Broncos' Cutler helps college teammate on pro day
Jay Cutler tosses passes to Earl Bennett during Vanderbilt's pro day.
NASHVILLE, Tenn. -- Jay Cutler found himself battling a case of nerves Friday, standing in front of representatives of every NFL team.
Not for himself, the starting quarterback of the Denver Broncos, but for his buddy and ex-college teammate, Earl Bennett.
Chris Graythen / Getty Images
Vanderbilt WR Earl Bennett had the benefit of catching passes from former teammate and current Broncos QB Jay Cutler during Vanderbilt's pro day Friday.
Cutler hadn't played with Bennett since Cutler's final season at Vanderbilt in 2005. But Cutler and Bennett share an agent in Bus Cook. So when the Southeastern Conference's all-time leading receiver decided to turn pro a year early, he called up Cutler for a little help prepping for the NFL Draft.
They put in nearly three weeks of training for Vanderbilt's Pro Day, and Cutler completed all 22 passes to Bennett to help wrap up the session including a nice shoestring catch by Bennett on a windy day.
"He was more relaxed than I was," Cutler said of Bennett after the workout. "I had a lot of responsibility on my shoulders to get some good balls to him. I threw a few bad ones. He made some catches for me, and it turned out really well I think."
It is very rare for a starting NFL quarterback to go back and help out an old college teammate. But Bennett was the best receiver Cutler ever had while at Vanderbilt, even though the quarterback was around only for Bennett's freshman season. Cutler is why Bennett caught 79 passes for 876 yards in 2005, a strong start to setting the SEC record with 236 receptions.
That is why Cutler was one of the first people Bennett called when he decided to turn pro.
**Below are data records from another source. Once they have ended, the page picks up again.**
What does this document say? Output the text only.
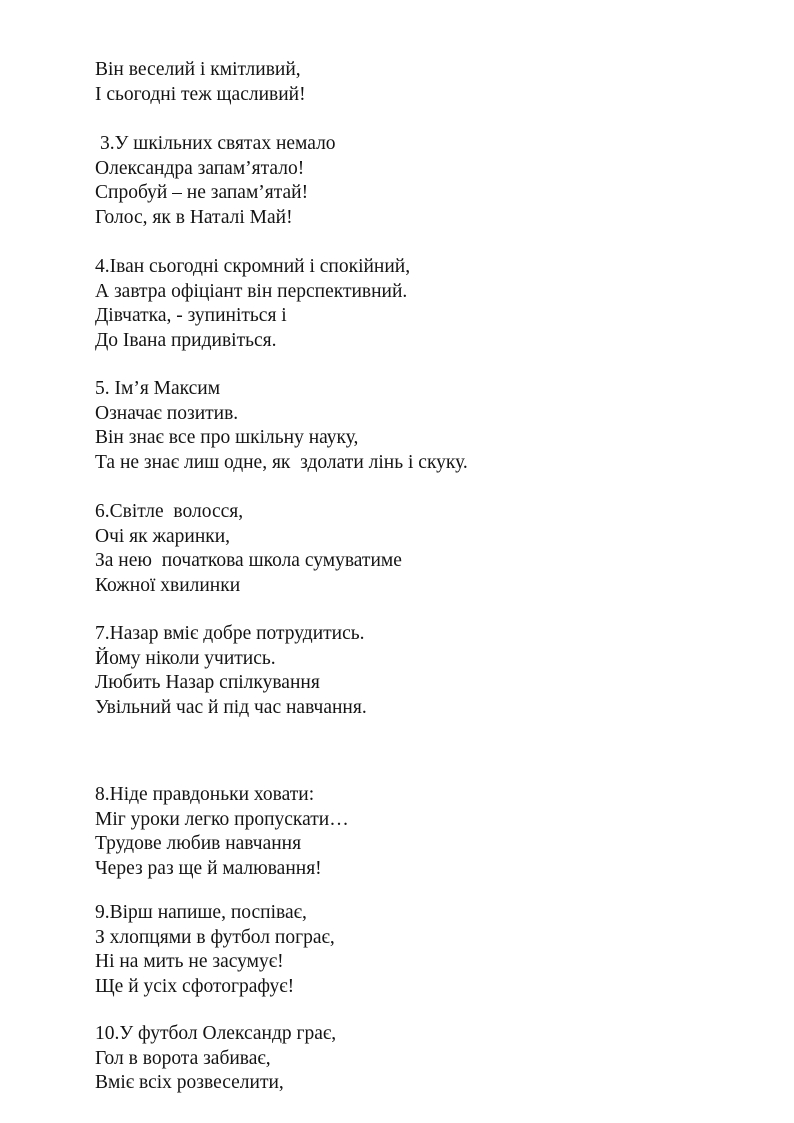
Він веселий і кмітливий,
І сьогодні теж щасливий!
3.У шкільних святах немало
Олександра запам’ятало!
Спробуй – не запам’ятай!
Голос, як в Наталі Май!
4.Іван сьогодні скромний і спокійний,
А завтра офіціант він перспективний.
Дівчатка, - зупиніться і
До Івана придивіться.
5. Ім’я Максим
Означає позитив.
Він знає все про шкільну науку,
Та не знає лиш одне, як  здолати лінь і скуку.
6.Світле  волосся,
Очі як жаринки,
За нею  початкова школа сумуватиме
Кожної хвилинки
7.Назар вміє добре потрудитись.
Йому ніколи учитись.
Любить Назар спілкування
Увільний час й під час навчання.
8.Ніде правдоньки ховати:
Міг уроки легко пропускати…
Трудове любив навчання
Через раз ще й малювання!
9.Вірш напише, поспіває,
З хлопцями в футбол пограє,
Ні на мить не засумує!
Ще й усіх сфотографує!
10.У футбол Олександр грає,
Гол в ворота забиває,
Вміє всіх розвеселити,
"We talked about the situation me coming out. He said if I ever need him for anything, give him a call. I called him up and asked if he could throw to me at Pro Day," Bennett said.
Not just on Pro Day. Cutler and Bennett started getting back into rhythm in Atlanta for Friday's session, and Cutler has given Bennett and other Vanderbilt draft prospects tips on dealing with the NFL Combine, team interviews and visits.
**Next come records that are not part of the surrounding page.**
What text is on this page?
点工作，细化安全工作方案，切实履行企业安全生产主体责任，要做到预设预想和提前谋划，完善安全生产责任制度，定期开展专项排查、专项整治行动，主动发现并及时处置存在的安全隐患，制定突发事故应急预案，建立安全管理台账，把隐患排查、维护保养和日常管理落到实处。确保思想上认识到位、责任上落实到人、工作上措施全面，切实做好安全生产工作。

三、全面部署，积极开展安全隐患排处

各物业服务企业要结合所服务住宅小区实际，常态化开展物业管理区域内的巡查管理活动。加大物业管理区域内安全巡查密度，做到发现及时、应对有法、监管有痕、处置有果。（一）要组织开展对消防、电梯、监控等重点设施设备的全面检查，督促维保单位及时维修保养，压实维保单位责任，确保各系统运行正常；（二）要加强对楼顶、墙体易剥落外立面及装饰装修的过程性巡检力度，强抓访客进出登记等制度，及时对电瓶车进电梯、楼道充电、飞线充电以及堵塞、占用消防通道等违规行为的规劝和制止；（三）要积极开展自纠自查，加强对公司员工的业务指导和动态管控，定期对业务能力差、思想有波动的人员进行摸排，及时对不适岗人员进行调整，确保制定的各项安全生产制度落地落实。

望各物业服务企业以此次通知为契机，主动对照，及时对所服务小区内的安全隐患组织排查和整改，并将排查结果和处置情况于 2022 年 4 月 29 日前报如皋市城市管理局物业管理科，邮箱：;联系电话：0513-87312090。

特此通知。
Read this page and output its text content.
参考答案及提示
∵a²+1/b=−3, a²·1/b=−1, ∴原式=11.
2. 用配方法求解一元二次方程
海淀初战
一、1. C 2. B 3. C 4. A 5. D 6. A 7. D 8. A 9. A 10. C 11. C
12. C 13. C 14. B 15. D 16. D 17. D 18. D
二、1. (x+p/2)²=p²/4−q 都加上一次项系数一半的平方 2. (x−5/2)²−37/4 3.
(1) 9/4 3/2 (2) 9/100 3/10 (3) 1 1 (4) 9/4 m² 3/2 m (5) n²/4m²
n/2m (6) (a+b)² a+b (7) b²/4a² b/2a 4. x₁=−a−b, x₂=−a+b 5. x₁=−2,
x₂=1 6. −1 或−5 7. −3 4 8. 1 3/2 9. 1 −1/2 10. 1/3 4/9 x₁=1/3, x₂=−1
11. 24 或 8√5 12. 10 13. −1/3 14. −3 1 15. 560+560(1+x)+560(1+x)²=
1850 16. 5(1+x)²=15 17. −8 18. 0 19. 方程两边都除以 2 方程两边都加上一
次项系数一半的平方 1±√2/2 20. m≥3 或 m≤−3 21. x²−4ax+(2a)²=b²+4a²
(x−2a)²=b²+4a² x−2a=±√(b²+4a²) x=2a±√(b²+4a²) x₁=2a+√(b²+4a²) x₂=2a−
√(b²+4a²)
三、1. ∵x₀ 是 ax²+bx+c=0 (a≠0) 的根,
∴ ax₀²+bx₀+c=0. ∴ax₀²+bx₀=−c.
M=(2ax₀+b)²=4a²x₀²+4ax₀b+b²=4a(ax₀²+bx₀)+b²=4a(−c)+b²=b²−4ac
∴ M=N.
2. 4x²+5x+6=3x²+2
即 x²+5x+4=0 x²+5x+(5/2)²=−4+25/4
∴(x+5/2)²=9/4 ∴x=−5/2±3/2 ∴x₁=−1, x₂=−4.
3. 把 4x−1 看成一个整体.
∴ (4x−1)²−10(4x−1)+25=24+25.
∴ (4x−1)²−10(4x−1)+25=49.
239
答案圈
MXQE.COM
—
Cutler said he was happy to help someone he sees as a great guy who had a great career at Vanderbilt.
"I'm excited for him," Cutler said.
On a breezy, warm day, the duo capped off a busy Pro Day that featured each NFL team.
Cutler threw 22 passes after the two cracked some jokes during their own warmup, and Bennett caught every one with three deep balls just to help show off Bennett's acceleration. The performance had to help dispel some myths about a receiver who had been tabbed as slow at the combine, where he ran 4.48 seconds in the 40-yard dash.
Bennett didn't run the 40 Friday. But he showed nice acceleration in chasing down slants and those long passes.
"They're used to each other and of course Earl played pretty good for Jay a few years back," Cook said. "I'm sure he helped Jay back in the day. But you don't find very often for a guy to come back and help out a teammate like Jay did. It was beneficial to Earl I'm sure."
The 6-foot, 204-pound receiver has a batch of visits lined up starting Monday with the hometown Tennessee Titans, who had scouts on hand Friday. Bennett said any chance to work with a pro like Cutler helps.
"I thought we did a pretty good job today, and I'm grateful he came out here," Bennett said.
Bennett wasn't the only prospect being studied Friday. Linebackers Jonathan Goff and Marcus Buggs showed off good hands, while defensive lineman Theo Horrocks and offensive tackle Brian Stamper were among 12 players working out for scouts.
But Vanderbilt's top draft prospect is left tackle Chris Williams, a 6-6, 320-pound lineman projected to go within the top 15 selections who possibly could top Cutler, who was the 11th pick overall in 2006 by Denver.
Williams is breaking up the wait until draft day by getting married on April 5.
"I would've had a month off until the draft. I've got the wedding in the middle, so it's helping a lot," Williams said.